Die Feuerpause in Syrien steht unter einem schlechten Stern. Eigentlich hätten die Waffen bereits vor einer Woche schweigen sollen. Doch das Inkrafttreten des am 12. Februar vereinbarten Deals wurde verschoben. Die USA und Russland haben nun nach einem Telefonat zwischen dem amerikanischen Präsidenten Barack Obama und seinem russischen Kollegen Wladimir Putin den Start auf Mitternacht festgelegt. Das ist heute um 23 Uhr Schweizer Zeit.
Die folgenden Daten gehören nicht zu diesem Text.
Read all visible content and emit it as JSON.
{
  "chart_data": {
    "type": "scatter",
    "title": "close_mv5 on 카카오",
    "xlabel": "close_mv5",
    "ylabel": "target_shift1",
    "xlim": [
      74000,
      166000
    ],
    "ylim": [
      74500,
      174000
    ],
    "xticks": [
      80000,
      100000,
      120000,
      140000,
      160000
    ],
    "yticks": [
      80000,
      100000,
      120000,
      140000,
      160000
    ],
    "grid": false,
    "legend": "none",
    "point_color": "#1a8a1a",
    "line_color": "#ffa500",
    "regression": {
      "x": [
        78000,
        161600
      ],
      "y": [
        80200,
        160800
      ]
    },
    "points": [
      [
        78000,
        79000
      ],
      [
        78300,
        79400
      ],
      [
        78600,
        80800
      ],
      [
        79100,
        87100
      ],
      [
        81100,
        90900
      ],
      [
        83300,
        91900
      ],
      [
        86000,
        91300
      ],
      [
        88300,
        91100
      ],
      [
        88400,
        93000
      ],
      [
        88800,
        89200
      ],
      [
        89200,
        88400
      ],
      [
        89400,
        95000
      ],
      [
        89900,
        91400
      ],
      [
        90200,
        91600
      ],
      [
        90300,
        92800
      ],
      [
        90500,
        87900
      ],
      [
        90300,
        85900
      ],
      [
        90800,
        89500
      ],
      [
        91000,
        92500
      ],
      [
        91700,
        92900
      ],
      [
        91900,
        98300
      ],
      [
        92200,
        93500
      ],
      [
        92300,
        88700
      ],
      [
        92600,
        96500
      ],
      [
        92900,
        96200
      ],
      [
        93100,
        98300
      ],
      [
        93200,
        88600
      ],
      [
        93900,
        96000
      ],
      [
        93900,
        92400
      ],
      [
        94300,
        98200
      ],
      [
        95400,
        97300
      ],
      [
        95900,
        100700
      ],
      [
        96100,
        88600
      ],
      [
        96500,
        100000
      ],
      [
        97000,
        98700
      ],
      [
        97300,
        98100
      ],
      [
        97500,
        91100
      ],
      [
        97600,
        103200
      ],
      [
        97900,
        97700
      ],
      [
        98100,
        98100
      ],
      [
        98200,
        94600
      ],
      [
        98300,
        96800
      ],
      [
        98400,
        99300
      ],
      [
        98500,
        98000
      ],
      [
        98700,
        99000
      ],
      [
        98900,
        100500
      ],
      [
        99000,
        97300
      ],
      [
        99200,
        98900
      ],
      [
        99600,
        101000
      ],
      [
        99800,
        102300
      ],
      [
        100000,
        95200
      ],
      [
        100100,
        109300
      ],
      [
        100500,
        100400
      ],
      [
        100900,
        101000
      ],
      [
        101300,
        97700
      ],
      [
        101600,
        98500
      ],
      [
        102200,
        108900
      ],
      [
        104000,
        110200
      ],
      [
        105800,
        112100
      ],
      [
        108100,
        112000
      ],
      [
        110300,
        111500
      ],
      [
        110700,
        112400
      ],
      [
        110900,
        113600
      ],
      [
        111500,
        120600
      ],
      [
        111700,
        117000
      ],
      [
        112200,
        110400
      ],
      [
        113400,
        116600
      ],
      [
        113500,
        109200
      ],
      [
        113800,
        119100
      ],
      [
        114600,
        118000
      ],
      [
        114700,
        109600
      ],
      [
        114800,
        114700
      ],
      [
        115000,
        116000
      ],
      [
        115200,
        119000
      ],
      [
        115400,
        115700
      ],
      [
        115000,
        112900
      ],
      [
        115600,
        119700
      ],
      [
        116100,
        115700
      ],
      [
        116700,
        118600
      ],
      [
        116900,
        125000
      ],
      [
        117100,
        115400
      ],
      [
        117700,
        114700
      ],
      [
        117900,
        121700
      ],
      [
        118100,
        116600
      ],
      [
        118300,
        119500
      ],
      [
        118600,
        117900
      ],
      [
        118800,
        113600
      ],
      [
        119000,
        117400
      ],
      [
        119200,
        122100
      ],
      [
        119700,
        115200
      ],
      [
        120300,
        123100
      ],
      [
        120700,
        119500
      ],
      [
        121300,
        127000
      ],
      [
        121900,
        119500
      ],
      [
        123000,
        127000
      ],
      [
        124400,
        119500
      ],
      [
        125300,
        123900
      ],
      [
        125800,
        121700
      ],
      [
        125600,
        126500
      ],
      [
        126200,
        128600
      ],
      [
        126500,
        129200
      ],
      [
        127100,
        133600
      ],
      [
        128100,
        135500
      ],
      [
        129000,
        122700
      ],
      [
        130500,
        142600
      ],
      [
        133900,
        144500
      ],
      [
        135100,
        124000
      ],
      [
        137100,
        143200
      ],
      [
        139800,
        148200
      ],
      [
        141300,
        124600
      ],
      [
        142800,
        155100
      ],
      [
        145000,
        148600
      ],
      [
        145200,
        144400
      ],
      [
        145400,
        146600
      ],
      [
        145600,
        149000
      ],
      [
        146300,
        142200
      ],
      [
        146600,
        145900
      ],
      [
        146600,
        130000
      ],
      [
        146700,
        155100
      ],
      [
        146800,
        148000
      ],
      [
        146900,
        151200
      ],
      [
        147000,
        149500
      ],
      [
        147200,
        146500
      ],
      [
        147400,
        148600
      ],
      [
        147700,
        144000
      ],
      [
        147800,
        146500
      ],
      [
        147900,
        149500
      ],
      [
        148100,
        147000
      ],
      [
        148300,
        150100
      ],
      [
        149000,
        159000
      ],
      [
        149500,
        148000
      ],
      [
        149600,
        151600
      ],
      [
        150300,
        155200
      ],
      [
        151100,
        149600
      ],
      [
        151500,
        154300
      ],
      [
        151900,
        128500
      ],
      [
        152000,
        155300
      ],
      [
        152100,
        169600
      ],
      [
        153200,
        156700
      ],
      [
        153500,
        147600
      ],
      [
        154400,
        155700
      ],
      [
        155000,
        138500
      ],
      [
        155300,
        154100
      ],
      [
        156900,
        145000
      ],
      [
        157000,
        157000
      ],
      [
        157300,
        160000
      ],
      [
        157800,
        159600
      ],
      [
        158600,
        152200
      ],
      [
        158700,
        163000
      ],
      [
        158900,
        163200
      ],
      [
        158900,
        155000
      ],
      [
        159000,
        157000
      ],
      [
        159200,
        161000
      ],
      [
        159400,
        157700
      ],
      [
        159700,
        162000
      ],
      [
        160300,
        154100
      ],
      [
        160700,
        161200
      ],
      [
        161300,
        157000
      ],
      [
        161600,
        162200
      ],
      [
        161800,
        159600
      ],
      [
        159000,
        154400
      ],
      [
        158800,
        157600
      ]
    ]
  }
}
Die Erwartungen an das Abkommen sind bescheiden. «Wir erwarten nicht, dass die Gewalt sofort aufhört», sagt Obama. Putin bezeichnet den geplanten Friedensprozess als «schwierig», aber zur Lösung des Konflikts gebe es «keinen anderen Weg». Auch die türkische Regierung ist skeptisch: «Im Prinzip unterstützen wir diese Waffenruhe», sagt ein Sprecher von Präsident Recep Tayyip Erdogan. Ministerpräsident Ahmet Davutoglu erklärt, man fühle sich nicht an die Waffenruhe gebunden, falls die Angriffe durch die syrische Kurdenmiliz YPG anhalten sollten.
Interessenkonflikte
Die kurdischen YPG-Kämpfer gehören zu den wichtigsten Verbündeten der von den USA angeführten Koalition gegen die Terror-Miliz des Islamischen Staats (IS). Gleichzeitig ist YPG ein erklärter Feind der Türkei, die ebenfalls Teil der Anti-IS-Koalition ist. Die türkische Armee hat in den vergangenen Wochen YPG-Stellungen wiederholt beschossen. Die Kurden behalten sich ihrerseits das Recht zu Gegenschlägen vor, sollten sie während der Feuerpause angegriffen werden.
Unübersichtliche Rebellengruppen
Bis heute Mittag hatten die in Syrien kämpfenden Rebellengruppen Zeit, der Waffenruhe zuzustimmen. Fast 100 oppositionelle Milizen haben dies getan. Auch YPG gehört dazu. Ein kompletter Stopp der Kampfhandlungen wird trotzdem einen schweren Stand haben, denn Terrorgruppen wie der IS und die mit Al-Kaida verbandelte Al-Nusra-Front wurden explizit vom Friedensprozess ausgeschlossen und können somit weiterhin kämpfen und bekämpft werden.
Die Konfliktparteien sind sich ohnehin uneinig darüber, welche Kämpfer als Terroristen und welche als Rebellen oder Oppositionelle zu bezeichnen sind. In den Augen des syrischen Präsidenten Baschar al-Assad und seines engsten Verbündeten Putin handelt es sich schlicht bei allen Regierungsgegnern um Terroristen. Die USA und ihre Verbündeten auf der anderen Seite legen Schwierigkeiten an den Tag, sich von Gruppen wie der Al-Nusra-Front oder anderen dschihadistischen Einheiten zu distanzieren. Dies nicht zuletzt deshalb, weil die unterschiedlichen Milizen der Regierungsgegner teilweise zusammenarbeiten und sich manchmal auch durchmischen.
Um der Waffenruhe eine Chance zu geben, haben sich die Konfliktparteien dazu durchgerungen, dass die UNO bestimmt, welche Gruppen als Terrororganisationen gelten. Angesichts der Vielzahl der Rebellengruppen, der Vernetzung zwischen ihnen und des ständigen Wandels ihrer Territorien sind Fehler und Missverständnisse jedoch programmiert – schliesslich sollen die richtigen Terroristen trotz Feuerpause geschlagen werden: Aber welche Gruppe kämpft wo? Gegen wen? Und mit welchen Verbündeten?
Blutiger Schlussspurt
Vor dem Inkrafttreten der Waffenruhe haben die Konfliktparteien heute versucht, im letzten Moment noch Geländegewinne zu erzielen. Dies könnte die Friedensbemühungen zusätzlich erschweren. Die Syrische Beobachtungsstelle für Menschenrechte vermeldet Dutzende Luftangriffe auf Rebellenstellungen in mehreren Provinzen. Die Kampfhandlungen sollen heftiger gewesen sein als in letzter Zeit. Mehrere Menschen seien getötet worden.